Darrick Hamilton, director of the Institute for the Study of Race, Stratification and Political Economy at The New School, said institutions like Rutgers need to be intentional if they want to actually reach students.

“Knowledge is a necessary ingredient, but it’s not sufficient,” he said. “We also need a concerted strategy to actualize that knowledge and disseminate that knowledge through public engagement.”
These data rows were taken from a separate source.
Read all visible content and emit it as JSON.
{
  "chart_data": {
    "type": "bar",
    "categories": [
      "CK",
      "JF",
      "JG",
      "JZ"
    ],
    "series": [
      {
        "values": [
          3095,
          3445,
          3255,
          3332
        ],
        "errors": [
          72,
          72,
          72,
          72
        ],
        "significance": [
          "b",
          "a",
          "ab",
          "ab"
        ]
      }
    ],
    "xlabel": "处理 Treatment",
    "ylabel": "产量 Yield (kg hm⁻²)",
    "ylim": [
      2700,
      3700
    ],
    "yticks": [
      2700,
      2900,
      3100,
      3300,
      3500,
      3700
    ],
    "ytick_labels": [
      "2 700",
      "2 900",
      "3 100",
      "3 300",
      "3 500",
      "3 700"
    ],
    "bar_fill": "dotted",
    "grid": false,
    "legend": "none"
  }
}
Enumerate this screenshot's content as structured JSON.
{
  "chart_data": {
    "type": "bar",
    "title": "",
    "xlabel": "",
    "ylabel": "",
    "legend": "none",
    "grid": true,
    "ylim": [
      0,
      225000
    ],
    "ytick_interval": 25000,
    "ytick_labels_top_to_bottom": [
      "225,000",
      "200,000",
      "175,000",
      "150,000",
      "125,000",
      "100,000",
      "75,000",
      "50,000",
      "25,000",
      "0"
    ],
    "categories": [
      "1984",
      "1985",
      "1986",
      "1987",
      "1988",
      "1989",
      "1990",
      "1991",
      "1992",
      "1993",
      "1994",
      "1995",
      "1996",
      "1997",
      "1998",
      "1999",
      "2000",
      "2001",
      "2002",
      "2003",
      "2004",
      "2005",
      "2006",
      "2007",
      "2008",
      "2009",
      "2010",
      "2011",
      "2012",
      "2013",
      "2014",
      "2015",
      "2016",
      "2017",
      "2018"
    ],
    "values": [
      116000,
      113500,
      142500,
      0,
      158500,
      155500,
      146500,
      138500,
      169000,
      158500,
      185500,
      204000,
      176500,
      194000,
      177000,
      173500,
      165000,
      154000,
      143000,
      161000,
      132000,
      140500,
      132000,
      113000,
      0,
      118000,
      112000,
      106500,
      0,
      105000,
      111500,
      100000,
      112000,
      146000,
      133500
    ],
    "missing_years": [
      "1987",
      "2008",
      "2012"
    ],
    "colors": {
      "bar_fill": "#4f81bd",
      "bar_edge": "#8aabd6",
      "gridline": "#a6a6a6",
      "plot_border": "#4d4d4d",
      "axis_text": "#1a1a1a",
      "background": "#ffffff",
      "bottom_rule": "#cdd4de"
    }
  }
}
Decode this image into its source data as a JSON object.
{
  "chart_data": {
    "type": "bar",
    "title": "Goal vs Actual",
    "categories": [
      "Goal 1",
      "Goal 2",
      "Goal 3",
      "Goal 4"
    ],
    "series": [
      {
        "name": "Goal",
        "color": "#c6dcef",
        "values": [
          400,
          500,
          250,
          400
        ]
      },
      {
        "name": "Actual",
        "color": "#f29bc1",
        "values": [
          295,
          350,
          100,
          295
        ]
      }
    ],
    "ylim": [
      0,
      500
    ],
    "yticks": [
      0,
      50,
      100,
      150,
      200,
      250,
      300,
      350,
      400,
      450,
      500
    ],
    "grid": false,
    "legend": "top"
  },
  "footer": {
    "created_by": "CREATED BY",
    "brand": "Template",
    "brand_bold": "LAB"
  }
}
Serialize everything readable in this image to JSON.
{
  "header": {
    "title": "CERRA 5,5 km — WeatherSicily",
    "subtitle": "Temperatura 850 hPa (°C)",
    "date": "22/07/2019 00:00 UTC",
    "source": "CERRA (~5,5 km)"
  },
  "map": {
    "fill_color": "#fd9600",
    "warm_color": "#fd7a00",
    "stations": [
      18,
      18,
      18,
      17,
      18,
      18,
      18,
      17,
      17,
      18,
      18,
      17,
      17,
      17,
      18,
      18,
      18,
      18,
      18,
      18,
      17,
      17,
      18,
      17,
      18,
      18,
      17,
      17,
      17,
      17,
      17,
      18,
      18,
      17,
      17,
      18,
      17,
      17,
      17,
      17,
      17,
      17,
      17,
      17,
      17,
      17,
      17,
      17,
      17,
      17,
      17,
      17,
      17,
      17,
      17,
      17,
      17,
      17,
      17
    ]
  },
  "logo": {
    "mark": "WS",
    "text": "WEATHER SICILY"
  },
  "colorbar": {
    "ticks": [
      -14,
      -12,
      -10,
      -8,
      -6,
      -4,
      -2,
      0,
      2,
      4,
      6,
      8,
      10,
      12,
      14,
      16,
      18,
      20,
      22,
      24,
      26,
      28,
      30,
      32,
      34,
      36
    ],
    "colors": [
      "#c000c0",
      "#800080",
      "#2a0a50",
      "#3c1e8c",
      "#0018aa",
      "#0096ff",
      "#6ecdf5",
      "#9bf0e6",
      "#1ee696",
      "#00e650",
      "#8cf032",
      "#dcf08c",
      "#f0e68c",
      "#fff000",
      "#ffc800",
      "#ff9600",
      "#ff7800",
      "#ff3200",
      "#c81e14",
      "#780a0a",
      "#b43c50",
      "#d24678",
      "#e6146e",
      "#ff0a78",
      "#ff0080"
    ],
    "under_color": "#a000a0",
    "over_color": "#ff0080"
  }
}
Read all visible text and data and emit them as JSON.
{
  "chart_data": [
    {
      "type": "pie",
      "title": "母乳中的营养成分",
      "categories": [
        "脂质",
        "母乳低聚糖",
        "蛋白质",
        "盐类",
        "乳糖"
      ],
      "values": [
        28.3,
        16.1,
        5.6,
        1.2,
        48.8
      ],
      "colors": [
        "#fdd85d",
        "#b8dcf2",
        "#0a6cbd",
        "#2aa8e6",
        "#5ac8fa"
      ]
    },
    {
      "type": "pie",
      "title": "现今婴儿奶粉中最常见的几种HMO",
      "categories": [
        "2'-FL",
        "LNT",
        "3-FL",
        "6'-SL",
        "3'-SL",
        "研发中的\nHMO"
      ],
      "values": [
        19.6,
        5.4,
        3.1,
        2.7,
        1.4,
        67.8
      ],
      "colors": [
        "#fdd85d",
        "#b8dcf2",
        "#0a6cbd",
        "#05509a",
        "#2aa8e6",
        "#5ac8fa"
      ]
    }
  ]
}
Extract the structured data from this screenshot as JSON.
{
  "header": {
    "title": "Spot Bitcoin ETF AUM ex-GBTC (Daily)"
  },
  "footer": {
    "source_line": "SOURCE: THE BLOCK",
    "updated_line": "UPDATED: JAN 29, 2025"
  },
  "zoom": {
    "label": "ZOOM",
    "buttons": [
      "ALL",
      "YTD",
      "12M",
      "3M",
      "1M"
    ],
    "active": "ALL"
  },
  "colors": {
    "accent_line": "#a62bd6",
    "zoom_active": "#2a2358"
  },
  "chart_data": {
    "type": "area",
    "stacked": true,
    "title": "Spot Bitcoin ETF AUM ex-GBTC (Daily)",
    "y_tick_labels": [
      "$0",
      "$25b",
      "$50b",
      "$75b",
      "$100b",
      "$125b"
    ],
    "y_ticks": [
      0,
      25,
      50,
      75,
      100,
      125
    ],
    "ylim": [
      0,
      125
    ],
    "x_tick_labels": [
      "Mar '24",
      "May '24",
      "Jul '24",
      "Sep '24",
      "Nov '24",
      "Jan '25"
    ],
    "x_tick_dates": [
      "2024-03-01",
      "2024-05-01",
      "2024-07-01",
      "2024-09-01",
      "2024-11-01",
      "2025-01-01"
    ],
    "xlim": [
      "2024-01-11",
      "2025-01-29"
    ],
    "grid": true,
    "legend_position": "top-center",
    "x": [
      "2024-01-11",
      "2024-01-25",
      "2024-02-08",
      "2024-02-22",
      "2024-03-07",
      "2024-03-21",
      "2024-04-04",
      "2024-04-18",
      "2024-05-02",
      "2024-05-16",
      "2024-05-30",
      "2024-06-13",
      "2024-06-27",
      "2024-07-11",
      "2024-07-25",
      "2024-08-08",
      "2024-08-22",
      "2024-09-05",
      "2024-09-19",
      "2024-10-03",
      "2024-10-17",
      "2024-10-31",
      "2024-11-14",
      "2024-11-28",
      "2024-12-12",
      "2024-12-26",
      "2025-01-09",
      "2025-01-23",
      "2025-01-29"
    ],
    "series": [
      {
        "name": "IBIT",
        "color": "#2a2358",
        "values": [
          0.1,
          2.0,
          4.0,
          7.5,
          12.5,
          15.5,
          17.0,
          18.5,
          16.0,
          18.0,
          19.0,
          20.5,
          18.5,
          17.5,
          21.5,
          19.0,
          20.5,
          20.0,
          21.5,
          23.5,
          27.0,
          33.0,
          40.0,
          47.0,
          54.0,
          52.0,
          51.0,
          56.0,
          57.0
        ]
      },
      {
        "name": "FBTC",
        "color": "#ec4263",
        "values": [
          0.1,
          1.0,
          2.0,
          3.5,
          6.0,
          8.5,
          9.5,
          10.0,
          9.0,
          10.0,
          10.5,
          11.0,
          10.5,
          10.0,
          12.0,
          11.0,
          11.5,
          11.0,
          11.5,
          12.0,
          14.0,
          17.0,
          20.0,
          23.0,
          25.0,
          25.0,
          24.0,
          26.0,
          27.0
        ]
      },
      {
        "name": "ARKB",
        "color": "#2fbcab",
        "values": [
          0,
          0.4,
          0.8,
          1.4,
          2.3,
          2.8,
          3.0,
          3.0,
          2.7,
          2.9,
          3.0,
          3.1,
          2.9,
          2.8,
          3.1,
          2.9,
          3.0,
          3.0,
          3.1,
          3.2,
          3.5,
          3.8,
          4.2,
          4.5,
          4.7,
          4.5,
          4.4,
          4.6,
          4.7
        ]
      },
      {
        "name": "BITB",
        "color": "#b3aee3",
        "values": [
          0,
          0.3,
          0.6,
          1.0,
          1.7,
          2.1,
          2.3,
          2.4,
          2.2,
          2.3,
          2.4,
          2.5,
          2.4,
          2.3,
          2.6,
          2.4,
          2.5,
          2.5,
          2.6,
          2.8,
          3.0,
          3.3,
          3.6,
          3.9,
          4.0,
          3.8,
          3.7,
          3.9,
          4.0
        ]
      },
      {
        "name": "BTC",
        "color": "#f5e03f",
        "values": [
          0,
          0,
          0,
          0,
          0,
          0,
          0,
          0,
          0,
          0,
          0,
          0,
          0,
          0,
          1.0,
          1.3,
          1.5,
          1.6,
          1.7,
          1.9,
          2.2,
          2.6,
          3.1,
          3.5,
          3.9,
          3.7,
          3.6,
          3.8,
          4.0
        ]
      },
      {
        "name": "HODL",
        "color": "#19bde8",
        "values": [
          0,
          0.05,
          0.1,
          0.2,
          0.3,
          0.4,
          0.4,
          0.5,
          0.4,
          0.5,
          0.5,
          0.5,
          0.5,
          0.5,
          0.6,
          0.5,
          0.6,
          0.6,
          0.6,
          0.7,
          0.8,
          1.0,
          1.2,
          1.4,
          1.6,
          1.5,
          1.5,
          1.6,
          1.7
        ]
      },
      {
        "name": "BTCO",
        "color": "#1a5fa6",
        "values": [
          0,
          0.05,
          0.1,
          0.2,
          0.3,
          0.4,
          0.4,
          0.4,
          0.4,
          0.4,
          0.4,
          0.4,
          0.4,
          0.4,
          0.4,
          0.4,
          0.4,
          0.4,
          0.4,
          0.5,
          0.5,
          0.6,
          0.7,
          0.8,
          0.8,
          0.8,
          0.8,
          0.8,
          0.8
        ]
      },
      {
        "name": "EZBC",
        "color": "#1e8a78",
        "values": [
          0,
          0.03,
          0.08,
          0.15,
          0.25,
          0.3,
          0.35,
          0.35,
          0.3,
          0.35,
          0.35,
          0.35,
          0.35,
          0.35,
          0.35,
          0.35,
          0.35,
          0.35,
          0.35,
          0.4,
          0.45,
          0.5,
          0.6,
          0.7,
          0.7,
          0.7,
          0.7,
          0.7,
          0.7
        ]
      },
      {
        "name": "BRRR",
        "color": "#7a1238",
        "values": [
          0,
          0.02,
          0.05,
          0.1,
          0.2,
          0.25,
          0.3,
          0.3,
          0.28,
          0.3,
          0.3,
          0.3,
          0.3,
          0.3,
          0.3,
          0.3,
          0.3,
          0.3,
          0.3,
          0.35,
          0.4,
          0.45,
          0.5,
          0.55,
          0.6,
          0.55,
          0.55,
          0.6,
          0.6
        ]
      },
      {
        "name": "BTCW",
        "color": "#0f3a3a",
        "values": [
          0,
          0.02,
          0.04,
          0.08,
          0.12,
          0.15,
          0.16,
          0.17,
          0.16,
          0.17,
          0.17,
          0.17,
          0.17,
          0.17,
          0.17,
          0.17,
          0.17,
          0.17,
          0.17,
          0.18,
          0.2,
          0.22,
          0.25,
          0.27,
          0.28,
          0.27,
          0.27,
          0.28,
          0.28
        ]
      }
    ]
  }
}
Rutgers is one of a growing number of colleges and universities in the U.S. confronting their early history, and in some cases making amends. Students at Georgetown University in Washington, D.C., agreed to tax themselves $27.20 each semester in order to pay reparations to the descendants of enslaved people from whom the institution profited.

Students at Brown University in Providence, Rhode Island are making similar efforts in the wake of a report in 2006 documenting how the university’s founders played an active role in the transatlantic slave trade.

Student ImaniNia Burton heads the United Black Council at Rutgers, an umbrella organization for Black student groups. She said elevating the facts about the university’s founders and “acknowledging the fault is awesome,” but like the students at Georgetown and Brown, wants to see the administration do more, like provide more funding for Black students and foster a more supportive environment for them.

The impact of the Scarlet and Black Project is not lost on Jonathan Holloway, a historian and the first Black president in the university’s history. He joined the university in the wake of the protests after George Floyd was killed and presides at a challenging time, when conservatives nationwide are suppressing efforts to teach American history under the pretext of fighting critical race theory.

“We have legislatures who are now trying to make it illegal—and this is a long history behind this thing—to teach certain aspects of our country’s past," Holloway told Gothamist, "literally making it illegal to teach enslavement as part of our country’s past.”

Holloway said this makes it especially important for the university to tell history, starting with its own.

“We haven't even begun and when I hear about people not knowing who Sojourner Truth is, it affirms that work is ongoing.”